Quora Answer : Is it possible to become a music producer, singer and a hacker at the same time?

Jun 2, 2020

It's clearly possible.

There are certainly people who do some of all three.

And there certainly seems to be an affinity between programming and music. Many, many programmers are also musicians, and vice versa.

Partly this is economic necessity, programming work pays in a way music doesn't.

I think partly it's psychology. Both programming and music are about organizing structures in time. Both are creative activities that involve some kind of narrative arc or logical chain of events of cause and effect. And it seems the two are very compatible.

It's almost impossible to imagine someone who works writing music related software who doesn't also make music.

And many musicians are getting into making music software.

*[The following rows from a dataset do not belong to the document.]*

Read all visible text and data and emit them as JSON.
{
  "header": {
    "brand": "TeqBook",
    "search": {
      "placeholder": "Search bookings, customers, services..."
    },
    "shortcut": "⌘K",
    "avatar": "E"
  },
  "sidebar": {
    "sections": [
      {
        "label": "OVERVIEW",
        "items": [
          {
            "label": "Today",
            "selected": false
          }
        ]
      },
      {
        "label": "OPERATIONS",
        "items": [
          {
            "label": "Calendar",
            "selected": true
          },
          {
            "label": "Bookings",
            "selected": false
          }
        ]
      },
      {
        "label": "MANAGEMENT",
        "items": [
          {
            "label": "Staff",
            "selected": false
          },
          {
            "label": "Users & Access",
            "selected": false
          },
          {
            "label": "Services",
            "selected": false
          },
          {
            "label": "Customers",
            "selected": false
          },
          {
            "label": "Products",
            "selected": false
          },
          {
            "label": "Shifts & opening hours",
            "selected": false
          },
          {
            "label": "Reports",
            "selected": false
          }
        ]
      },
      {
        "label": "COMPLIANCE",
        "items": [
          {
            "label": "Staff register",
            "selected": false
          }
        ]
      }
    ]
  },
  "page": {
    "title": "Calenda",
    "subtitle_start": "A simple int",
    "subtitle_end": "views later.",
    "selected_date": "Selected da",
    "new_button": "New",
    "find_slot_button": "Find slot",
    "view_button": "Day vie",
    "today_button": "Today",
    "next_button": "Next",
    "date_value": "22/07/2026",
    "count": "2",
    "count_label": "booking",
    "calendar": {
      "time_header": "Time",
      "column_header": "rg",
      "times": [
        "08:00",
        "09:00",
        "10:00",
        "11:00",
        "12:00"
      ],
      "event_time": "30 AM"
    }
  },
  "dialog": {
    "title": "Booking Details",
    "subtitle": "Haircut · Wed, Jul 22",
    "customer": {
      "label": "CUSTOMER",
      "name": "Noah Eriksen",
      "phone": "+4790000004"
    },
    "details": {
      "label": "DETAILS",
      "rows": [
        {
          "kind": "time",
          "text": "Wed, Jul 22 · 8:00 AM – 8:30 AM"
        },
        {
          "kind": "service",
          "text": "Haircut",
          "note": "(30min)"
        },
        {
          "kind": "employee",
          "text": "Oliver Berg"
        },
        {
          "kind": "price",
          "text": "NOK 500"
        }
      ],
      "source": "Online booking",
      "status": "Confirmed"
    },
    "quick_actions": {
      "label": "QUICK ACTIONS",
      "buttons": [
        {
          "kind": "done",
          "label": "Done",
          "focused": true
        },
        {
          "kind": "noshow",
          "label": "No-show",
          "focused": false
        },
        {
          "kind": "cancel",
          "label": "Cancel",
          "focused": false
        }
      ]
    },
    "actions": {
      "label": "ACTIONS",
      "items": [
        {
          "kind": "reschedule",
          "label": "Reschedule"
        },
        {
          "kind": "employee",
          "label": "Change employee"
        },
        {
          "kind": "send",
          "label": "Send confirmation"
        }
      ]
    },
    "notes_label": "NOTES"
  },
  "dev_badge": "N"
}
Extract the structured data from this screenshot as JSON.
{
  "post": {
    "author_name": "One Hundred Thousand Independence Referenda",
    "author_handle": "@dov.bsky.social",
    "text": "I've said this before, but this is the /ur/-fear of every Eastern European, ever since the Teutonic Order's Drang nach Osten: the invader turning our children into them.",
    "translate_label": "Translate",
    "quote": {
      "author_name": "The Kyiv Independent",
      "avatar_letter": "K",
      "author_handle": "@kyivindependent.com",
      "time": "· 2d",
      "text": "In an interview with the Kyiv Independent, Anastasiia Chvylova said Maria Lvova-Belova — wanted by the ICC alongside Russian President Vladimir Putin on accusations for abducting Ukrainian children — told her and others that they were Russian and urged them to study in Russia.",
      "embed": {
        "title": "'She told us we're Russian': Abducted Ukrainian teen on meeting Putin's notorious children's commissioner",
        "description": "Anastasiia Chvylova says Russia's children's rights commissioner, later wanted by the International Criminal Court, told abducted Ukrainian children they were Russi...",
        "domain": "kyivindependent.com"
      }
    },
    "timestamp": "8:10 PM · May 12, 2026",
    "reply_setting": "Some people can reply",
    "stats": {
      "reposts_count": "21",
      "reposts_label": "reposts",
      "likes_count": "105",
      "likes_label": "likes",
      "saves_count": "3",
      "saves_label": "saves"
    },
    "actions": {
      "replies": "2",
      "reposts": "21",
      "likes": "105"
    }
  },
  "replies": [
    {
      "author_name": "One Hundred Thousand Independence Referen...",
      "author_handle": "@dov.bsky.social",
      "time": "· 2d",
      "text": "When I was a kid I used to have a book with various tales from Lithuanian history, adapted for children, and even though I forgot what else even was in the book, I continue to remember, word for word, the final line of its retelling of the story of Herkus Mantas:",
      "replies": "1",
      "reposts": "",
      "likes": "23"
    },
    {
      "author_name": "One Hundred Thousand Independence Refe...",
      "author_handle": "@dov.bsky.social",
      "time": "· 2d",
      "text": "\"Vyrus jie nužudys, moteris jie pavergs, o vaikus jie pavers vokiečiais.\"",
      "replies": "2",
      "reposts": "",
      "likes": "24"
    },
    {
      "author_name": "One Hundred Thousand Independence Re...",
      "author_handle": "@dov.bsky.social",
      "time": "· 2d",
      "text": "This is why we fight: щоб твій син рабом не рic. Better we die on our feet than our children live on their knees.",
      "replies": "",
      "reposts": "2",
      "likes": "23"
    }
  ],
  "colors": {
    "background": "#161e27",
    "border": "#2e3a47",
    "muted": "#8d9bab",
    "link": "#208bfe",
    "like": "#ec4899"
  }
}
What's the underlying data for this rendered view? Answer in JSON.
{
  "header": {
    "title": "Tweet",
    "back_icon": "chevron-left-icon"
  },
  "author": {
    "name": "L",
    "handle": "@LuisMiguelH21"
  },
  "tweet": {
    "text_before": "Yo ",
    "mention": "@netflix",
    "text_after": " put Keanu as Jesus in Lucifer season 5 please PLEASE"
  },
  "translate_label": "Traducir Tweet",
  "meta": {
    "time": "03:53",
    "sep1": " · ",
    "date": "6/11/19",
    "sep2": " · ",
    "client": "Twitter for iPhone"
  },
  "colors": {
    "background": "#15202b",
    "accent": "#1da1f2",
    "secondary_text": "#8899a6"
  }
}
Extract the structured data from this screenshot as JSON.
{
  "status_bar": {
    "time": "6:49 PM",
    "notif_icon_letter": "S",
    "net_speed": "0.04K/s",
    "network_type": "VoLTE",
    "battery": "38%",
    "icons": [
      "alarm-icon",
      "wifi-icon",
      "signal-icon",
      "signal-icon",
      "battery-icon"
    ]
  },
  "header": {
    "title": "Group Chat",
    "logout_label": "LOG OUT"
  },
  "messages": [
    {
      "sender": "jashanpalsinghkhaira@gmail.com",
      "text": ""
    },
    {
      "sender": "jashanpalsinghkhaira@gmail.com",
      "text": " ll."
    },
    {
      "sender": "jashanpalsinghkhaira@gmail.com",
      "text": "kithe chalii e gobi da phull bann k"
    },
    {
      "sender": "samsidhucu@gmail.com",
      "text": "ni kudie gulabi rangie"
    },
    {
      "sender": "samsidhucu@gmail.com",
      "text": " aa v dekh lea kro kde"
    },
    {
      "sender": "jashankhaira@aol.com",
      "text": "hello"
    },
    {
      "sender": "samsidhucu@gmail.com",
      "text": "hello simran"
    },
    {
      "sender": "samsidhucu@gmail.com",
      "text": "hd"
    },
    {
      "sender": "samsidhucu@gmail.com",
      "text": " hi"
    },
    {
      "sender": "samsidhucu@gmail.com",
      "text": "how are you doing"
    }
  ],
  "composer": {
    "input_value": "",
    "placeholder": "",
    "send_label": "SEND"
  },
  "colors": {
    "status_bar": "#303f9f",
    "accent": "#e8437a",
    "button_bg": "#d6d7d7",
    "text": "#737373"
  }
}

Someone who springs to mind is Steve Duda :

Plenty of other musicians these days are involved in companies that make music software. Such as Jordan Rudess

Though it's not clear if he does actual programming in this company.

There are also, of course, many singer / producers who write songs, sing them, play the instruments and program the beats.

I have no doubt that there are people who do all three of singing / producing / hacking code. And might even do all three professionally.

I can't, off the top of my head, think of a really famous singer / rapper / "front person" who also writes code. And maybe both activities demand too much of your attention to do them really well together.

But then as technology helps make certain tasks more efficient, perhaps it's only a matter of time before a programmer becomes a major star.